I have had a great number of issues with the Norma Talmadge features I have seen. Her husband and producer, Joe Schenck, spared no expense in purchasing properties for her, but while they might have been excellent stage shows, they were not well adapted for the screen -- a problem that Buster Keaton, who was Schenck's brother-in-law and whose films Schenck financed, suffered from.

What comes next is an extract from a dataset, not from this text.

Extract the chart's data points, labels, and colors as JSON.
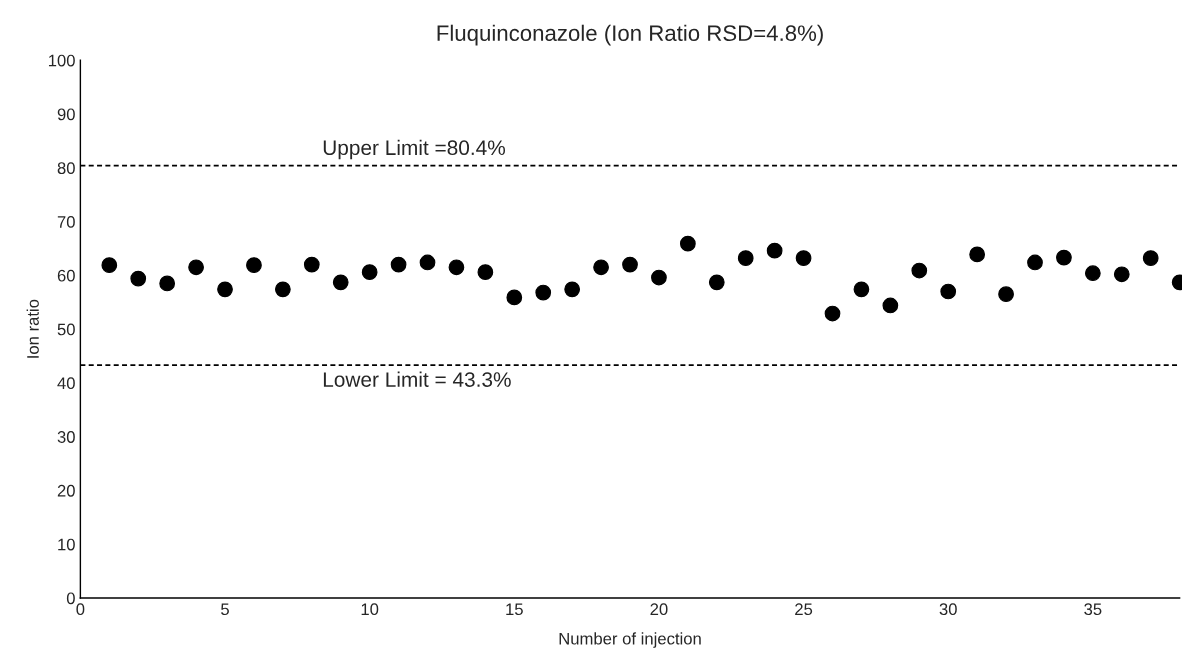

The problems with DELUXE ANNIE arise purely from a chopped-down script, based on a stage show, which was based on a novel. It is intended as a liberal treatise on how circumstances can lead moral people into crime. We start out by having Norma Talmadge getting clunked on the head in Manhattan, developing amnesia, wandering off into the fog and winding up in Chicago two months later, with no explanation. She is broke and about to steal a watch and a bankroll. Instead, she gets involved in a variation of the Badger Game in partnership with the man who clunked her on the head following a dust-up with her husband with Norma's predecessor in the con, and whose wallet and watch she was about to steal.
Got that? I got it and for a good twenty minutes I considered walking out in annoyance, but I didn't, because, amidst all the claptrap and plotting-by-coincidence, Miss Talmadge gives a wonderful performance, running a wide range of emotions, played subtly or broadly as the situation required. It wasn't enough to make me really admire this movie, which is believed to be the earliest surviving film of director Roland West, but it made it better than painless.
Eugene O'Brien, as her partner in crime, also gets a few good scenes, and there is some lovely location shooting in Manhattan and along the Hudson River. But except for Miss Talmadge's fine acting, I would have missed them.